Job Abstract
Short description of the role
Our Cybersecurity team is growing in numbers and capabilities! If you are passionate about Cybersecurity, new ideas and solutions – Join us to embark on a diverse and exciting career path in a dynamic, high-tech environment. Our teams are creative and friendly, providing a wide range of Cybersecurity-related services at HP.
What a Penetration Tester does at HP:
The role is part of a talented team of security engineers and architects within HP Cybersecurity’s Architecture & Security Engineering team. Our security engineers are responsible for ensuring the security of HP products, solutions, and infrastructure. Our security engineers primarily perform manual testing with the assistance of automated tools to identify a complex set of vulnerabilities across a wide range of products and technologies.
Responsibilities:
- Identifies HP system vulnerabilities, attacks, and threats run analyses on security incidents and threats and research appropriate countermeasures.
- Uses knowledge of the HP environment to scope the extent and impact of any vulnerability, attack, or breach.
- Resolves HP security issues related to security vulnerabilities, incidents, and threats through independent analysis and/or research.
- Consults development and product teams on vulnerability remediation.
- Develops, enhances, and maintains HP’s security solutions based on HP security system analysis, research, and incident resolution.
- Operates as a key team member on security teams and advises on methods to improve security solutions.
Individuals who do well in this role at HP, usually possess:
Knowledge and Skills required:
- A manual review of the code, along with the use of automated testing tools, such as Burp Suite, is essential to locate flaws in pen testing.
- Search for weaknesses in common software, web applications and proprietary systems
- Research, evaluate, document, and discuss findings with Cybersecurity, application, product, and management teams
- Review and provide feedback for information security fixes
- Establish improvements for existing security services, including hardware, software, policies, and procedures
- Stay updated on the latest malware and security threats
- Advanced Cybersecurity and IT security knowledge.
- Advanced understanding of Cybersecurity and IT security risks, threats and prevention measures.
- Advanced understanding of relevant programming and scripting languages (Perl, Python, PowerShell, HTML, JavaScript, etc.).
- Advanced security system analysis skills.
- Advanced understanding of security standards and best practices.
- Advanced understanding of networking and network security.
- Advanced understanding of network monitoring and protocols.
- Advanced understanding of:
- Off-the-shelf vulnerability assessment products and tools.
- Network security devices (firewalls, proxies, NIDS/NIPS, etc.).
- Platform and application-layer penetration testing techniques.
- Adversary techniques, tactics, and protocols and related countermeasures.
- Dynamic and static malware analysis techniques.

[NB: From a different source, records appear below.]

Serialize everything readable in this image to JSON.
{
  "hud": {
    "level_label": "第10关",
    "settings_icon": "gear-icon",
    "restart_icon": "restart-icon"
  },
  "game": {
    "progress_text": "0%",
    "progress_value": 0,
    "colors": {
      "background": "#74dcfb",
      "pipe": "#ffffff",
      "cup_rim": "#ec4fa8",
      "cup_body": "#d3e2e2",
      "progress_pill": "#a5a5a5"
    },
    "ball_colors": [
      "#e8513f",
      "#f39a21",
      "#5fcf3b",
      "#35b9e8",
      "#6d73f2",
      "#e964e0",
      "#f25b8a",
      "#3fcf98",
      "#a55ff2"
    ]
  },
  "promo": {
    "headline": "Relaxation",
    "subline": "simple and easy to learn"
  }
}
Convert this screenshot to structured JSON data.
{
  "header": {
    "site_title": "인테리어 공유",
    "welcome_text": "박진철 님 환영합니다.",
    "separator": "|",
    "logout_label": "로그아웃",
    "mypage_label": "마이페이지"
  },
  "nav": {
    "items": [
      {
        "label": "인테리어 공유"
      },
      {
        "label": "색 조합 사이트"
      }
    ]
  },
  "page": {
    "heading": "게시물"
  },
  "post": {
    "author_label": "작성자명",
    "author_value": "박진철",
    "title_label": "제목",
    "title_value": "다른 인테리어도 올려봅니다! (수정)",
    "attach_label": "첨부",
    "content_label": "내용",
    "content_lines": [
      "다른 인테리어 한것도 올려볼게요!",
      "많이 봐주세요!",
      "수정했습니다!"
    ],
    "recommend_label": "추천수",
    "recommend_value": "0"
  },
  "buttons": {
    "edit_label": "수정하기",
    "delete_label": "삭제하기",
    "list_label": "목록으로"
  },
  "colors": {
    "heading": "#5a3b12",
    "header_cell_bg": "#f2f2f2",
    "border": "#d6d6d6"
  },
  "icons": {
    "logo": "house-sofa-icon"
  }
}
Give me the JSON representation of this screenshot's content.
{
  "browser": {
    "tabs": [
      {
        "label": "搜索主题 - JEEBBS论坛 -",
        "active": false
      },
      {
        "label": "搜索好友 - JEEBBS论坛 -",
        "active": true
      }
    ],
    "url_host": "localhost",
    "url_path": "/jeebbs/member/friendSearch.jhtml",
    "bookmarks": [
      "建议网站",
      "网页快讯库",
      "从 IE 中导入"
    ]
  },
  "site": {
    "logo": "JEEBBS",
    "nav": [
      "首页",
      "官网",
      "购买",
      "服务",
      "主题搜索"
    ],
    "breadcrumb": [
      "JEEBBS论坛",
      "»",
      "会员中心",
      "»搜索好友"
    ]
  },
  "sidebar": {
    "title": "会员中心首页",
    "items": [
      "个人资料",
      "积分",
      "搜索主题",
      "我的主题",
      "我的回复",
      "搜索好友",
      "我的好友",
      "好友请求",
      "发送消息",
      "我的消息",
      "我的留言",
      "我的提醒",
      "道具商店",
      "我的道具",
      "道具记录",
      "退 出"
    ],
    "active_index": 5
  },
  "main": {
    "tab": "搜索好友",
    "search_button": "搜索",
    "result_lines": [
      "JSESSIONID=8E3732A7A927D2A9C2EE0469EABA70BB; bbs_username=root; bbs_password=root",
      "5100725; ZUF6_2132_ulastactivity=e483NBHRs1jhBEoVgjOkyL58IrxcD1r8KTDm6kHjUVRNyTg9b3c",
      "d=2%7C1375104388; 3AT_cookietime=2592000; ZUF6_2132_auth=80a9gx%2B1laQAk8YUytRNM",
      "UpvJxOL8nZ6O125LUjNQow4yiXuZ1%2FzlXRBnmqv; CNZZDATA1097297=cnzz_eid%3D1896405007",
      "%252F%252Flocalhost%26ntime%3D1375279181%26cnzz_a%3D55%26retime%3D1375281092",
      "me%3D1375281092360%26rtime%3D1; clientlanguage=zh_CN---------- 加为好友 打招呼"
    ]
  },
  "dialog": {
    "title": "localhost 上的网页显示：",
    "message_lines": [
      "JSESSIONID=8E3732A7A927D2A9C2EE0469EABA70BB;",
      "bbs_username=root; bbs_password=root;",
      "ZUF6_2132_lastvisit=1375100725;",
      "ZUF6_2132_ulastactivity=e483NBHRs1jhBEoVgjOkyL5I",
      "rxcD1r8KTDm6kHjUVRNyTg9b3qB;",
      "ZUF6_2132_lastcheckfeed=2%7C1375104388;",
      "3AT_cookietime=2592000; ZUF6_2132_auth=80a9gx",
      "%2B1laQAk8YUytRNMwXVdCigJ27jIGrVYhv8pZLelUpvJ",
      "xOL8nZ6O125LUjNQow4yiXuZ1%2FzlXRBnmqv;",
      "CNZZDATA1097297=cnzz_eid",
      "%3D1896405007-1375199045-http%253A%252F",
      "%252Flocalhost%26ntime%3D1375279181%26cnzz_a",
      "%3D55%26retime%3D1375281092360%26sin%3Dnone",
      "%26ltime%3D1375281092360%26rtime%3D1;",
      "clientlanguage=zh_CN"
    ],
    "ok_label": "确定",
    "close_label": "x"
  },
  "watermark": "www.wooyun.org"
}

- Network security monitoring.
- Memory analysis techniques.
- Malware reverse engineering techniques.
- Digital Forensics.
Certification and Experience Required:
- Technical Cyber Security Certification through one of the recognized bodies preferred: SANS, ISACA, (ICS)2, CompTIA, Cisco, CERT, etc.
- 6+ years of relevant experience desired
Sustainable impact is HP’s commitment to create positive, lasting change for the planet, its people, and our communities. This serves as a guiding principle for delivering on our corporate vision – to create technology that makes life better for everyone, everywhere.